Remotely Accesses the Network While on Vacation, Sick or at Odd Hours
Would a threat actor access the network at odd times? Certainly possible, but an honest, dedicated employee might also check in while on vacation or out sick. I have spent many sick days at home reading through documents. So have my colleagues. Last vacation, I spent evenings after the kids were in bed logged into the network working on a report due shortly after my return. This triggers both “odd times” and “while on vacation,” yet the activities clearly benefited my employer.
Works Odd Hours Without Authorization
This is fairly similar to the prior indicator, so I will focus on the added caveat “without authorization.” I am assuming we are talking about exempt employees here, where extra work does not impact pay or add additional cost to the company. Dedicated employees work when it’s required, which can be at unexpected and unusual times. Work schedules in today’s world are all about flexibility and self-determined priorities. We entrust our employees to make good decisions on our behalf, get work done and accomplish goals. Now we are going to be suspicious when they do so without asking first?

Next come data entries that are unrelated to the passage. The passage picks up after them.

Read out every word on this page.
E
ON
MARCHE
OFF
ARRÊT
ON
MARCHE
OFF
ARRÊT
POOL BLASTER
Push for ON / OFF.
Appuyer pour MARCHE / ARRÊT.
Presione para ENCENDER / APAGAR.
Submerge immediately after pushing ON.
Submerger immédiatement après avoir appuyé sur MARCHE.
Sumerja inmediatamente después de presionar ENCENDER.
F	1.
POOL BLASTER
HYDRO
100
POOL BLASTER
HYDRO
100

That used to be called self-motivated and able to work independently, and it was considered a good quality for employees to exhibit.
Notable Enthusiasm for Overtime, Weekend or Unusual Work Schedules
This essentially says that if you are enthusiastic and ambitious about your career, if you want to be successful and volunteer when needed, you are a threat and need to be watched. Will interest in how your company works outside of your immediate duties also be considered suspect?

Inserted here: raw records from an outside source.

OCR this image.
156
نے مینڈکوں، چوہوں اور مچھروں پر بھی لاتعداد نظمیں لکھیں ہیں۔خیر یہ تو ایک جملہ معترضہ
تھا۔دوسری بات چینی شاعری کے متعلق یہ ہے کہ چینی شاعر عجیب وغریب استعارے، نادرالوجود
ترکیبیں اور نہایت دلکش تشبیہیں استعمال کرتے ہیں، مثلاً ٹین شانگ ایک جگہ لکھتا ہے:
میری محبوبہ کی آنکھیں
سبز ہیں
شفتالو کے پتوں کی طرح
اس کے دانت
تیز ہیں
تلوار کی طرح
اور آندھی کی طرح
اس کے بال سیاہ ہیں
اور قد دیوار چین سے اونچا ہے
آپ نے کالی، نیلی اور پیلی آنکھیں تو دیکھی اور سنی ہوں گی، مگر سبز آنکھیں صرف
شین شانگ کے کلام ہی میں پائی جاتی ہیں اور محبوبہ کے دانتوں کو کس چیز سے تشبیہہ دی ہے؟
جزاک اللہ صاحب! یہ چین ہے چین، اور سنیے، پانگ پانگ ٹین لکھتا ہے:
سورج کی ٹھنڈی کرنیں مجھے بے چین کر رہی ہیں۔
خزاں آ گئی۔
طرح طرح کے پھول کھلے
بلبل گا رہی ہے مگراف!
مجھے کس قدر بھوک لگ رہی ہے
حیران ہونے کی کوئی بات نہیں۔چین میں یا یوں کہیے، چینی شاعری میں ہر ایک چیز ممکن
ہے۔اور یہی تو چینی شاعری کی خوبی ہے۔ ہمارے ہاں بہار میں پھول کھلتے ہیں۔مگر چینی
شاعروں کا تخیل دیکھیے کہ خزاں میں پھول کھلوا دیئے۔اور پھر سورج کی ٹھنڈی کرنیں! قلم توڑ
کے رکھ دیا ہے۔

Interest in Matters Outside of the Scope of Their Duties
Well, it’s not like I didn’t know it was coming, but that doesn’t make it any less confounding. Don’t we want employees to take an interest in the company, grow into new positions and take on more authority? From decades of performance reviews, I can’t tell you how often I’ve been told I will be promoted when I’m doing the job at the level above me.
Unnecessarily Copies Material
I agree this one could go either way. A lot of data access and movement to local devices can be a true indicator of theft of IP and exfiltration, and it should be monitored. Despite that, it may also indicate an employee who is researching projects and building a local knowledge base for valid company use.
I personally have extensive local (encrypted) stores of data from past projects that I use regularly for reference and as templates on current projects. A software developer who doesn’t have a “library” of code for reuse, or a consultant who doesn’t keep prior reports for future reference? They may exist, but I haven’t met one.
Ultimately, there is a larger problem at play here. This list is based on an industrial-age mentality, but we are fighting an information-age war. And we’re failing. We need to start thinking about cyber with an information-age mentality. Our employees are highly educated, invested and dedicated to the success of our organizations. We want to encourage this behavior, not inhibit it.